Ineens lijken er dingen op zijn plaats te gaan vallen. Erik en ik zijn al jaren bezig een juridische kwestie rond ons koophuis op te lossen. We hebben een goede rechtsbijstandsverzekering, en met hulp van onze advocaat worden er concrete stappen gezet. Het verlossende telefoontje is eindelijk gekomen, vanuit de gemeente wordt er meegewerkt en we krijgen de papieren die we nodig hebben om het huis te kunnen verkopen. Iets dat jaren niet mogelijk is geweest. We trekken een fles champagne open op deze goede afloop. Het zal nog een paar maanden duren voordat alle procedures zijn doorlopen, maar dan kan hij me uitkopen. Dat betekent dat ik een comfortabele buffer heb voor als de werkstroom bij mij weer stilvalt, en dat ik uiteindelijk een huis zal kunnen kopen. Wat een opluchting!

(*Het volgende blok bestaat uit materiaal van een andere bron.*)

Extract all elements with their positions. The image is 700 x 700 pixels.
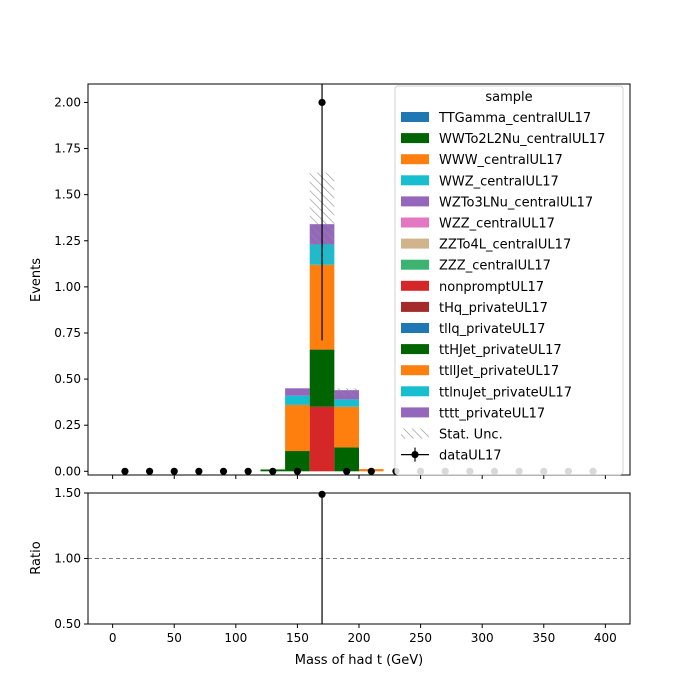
bar-ttlnuJet_privateUL17 (285, 395, 310, 405)
data-point (219, 467, 228, 475)
y-tick-label: 0.25 (54, 418, 81, 432)
legend-swatch (401, 133, 429, 144)
legend-label: dataUL17 (439, 449, 502, 464)
data-point (195, 467, 203, 475)
legend-swatch (401, 175, 429, 186)
legend-swatch (401, 154, 429, 165)
legend-label: Stat. Unc. (439, 428, 503, 443)
x-tick-label: 250 (409, 631, 432, 645)
legend-swatch (401, 280, 429, 291)
x-tick-label: 100 (224, 631, 247, 645)
x-tick-label: 200 (348, 631, 371, 645)
legend-label: nonpromptUL17 (439, 280, 544, 295)
data-point (145, 467, 154, 475)
legend-swatch (401, 344, 429, 355)
ratio-x-ticks: 0 50 100 150 200 250 300 350 400 (109, 624, 617, 645)
y-tick-label: 2.00 (54, 95, 81, 109)
legend-swatch (401, 238, 429, 249)
ratio-axes-frame (87, 492, 631, 625)
ratio-y-tick-label: 1.00 (54, 552, 81, 566)
x-axis-label: Mass of had t (GeV) (295, 653, 423, 668)
bar-ttHJet_privateUL17 (334, 447, 359, 472)
legend-swatch (401, 112, 429, 122)
legend-swatch (401, 217, 429, 228)
legend-swatch (401, 301, 429, 312)
data-point (269, 467, 277, 475)
y-tick-label: 0.75 (54, 326, 81, 340)
y-tick-label: 1.25 (54, 234, 81, 248)
ratio-y-ticks: 0.50 1.00 1.50 (54, 486, 88, 631)
x-tick-label: 50 (167, 631, 182, 645)
data-point (367, 467, 375, 475)
main-x-ticks (112, 475, 606, 479)
ratio-points (318, 490, 326, 624)
legend-swatch (401, 365, 429, 376)
ratio-y-axis-label: Ratio (29, 541, 44, 574)
bar-nonpromptUL17 (309, 406, 335, 472)
ratio-y-tick-label: 0.50 (54, 617, 81, 631)
bar-ttlnuJet_privateUL17 (334, 399, 359, 407)
legend-label: ZZTo4L_centralUL17 (439, 238, 571, 253)
main-y-ticks: 0.00 0.25 0.50 0.75 1.00 1.25 1.50 1.75 2.00 (54, 95, 88, 478)
y-tick-label: 0.00 (54, 464, 81, 478)
legend-label: WWTo2L2Nu_centralUL17 (439, 132, 605, 147)
data-point (170, 467, 178, 475)
legend-title: sample (485, 90, 532, 105)
bar-ttHJet_privateUL17 (309, 349, 335, 407)
legend-label: ttllJet_privateUL17 (439, 364, 559, 379)
y-tick-label: 1.00 (54, 280, 81, 294)
legend-swatch-stat-unc (401, 428, 429, 439)
legend-box (394, 85, 624, 476)
data-point (343, 467, 351, 475)
legend-label: tHq_privateUL17 (439, 301, 548, 316)
ratio-y-tick-label: 1.50 (54, 486, 81, 500)
ratio-point (318, 490, 326, 498)
main-panel: 0.00 0.25 0.50 0.75 1.00 1.25 1.50 1.75 2.00 Eve… (29, 83, 631, 479)
legend-swatch (401, 323, 429, 333)
legend: sample TTGamma_centralUL17 WWTo2L2Nu_centr… (394, 85, 624, 476)
ratio-panel: 0.50 1.00 1.50 0 50 100 150 200 250 300 350 400 Ra… (29, 486, 631, 668)
legend-data-marker (411, 451, 419, 459)
legend-label: ttHJet_privateUL17 (439, 343, 562, 358)
legend-label: tllq_privateUL17 (439, 322, 545, 337)
y-axis-label: Events (29, 258, 44, 302)
legend-label: WWW_centralUL17 (439, 153, 563, 168)
data-point (293, 467, 302, 475)
legend-label: tttt_privateUL17 (439, 406, 545, 421)
stat-unc-band (334, 388, 359, 396)
x-tick-label: 300 (471, 631, 494, 645)
bar-ttllJet_privateUL17 (334, 406, 359, 448)
x-tick-label: 350 (532, 631, 555, 645)
legend-swatch (401, 386, 429, 397)
legend-label: WZTo3LNu_centralUL17 (439, 195, 593, 210)
legend-label: TTGamma_centralUL17 (438, 111, 591, 126)
legend-label: ttlnuJet_privateUL17 (439, 385, 572, 400)
legend-label: WZZ_centralUL17 (439, 217, 555, 232)
legend-swatch (401, 196, 429, 207)
legend-swatch (401, 407, 429, 418)
x-tick-label: 0 (109, 631, 117, 645)
y-tick-label: 1.75 (54, 142, 81, 156)
data-point (318, 98, 326, 107)
bar-tttt_privateUL17 (285, 388, 310, 396)
x-tick-label: 150 (286, 631, 309, 645)
data-point (244, 467, 252, 475)
legend-label: WWZ_centralUL17 (439, 174, 559, 189)
bar-ttllJet_privateUL17 (285, 404, 310, 452)
x-tick-label: 400 (594, 631, 617, 645)
legend-swatch (401, 259, 429, 270)
legend-label: ZZZ_centralUL17 (439, 259, 551, 274)
data-point (121, 467, 129, 475)
y-tick-label: 1.50 (54, 188, 81, 202)
bar-ttHJet_privateUL17 (285, 451, 310, 472)
y-tick-label: 0.50 (54, 372, 81, 386)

De makelaar bij wie ik nu huur, heeft goed nieuws. Ik heb een andere flat bezichtigd, en ik kan die over een maand al betrekken. Een flat waar ik langere tijd kan blijven, die ik naar eigen smaak ik kan richten. Dingen die ik in mijn huidige huis niet kan. Ik ben blij!
En dan komt Bob naar me toe. ‘Het gaat niet zo goed met me, mam’.
Ik schrik ervan. Ik had natuurlijk wel in de gaten dat hij er nog lang niet was, maar kennelijk heeft hij toch dingen voor me verborgen gehouden. Of heb ik ze niet gezien. Geen tijd, bezig met andere zaken…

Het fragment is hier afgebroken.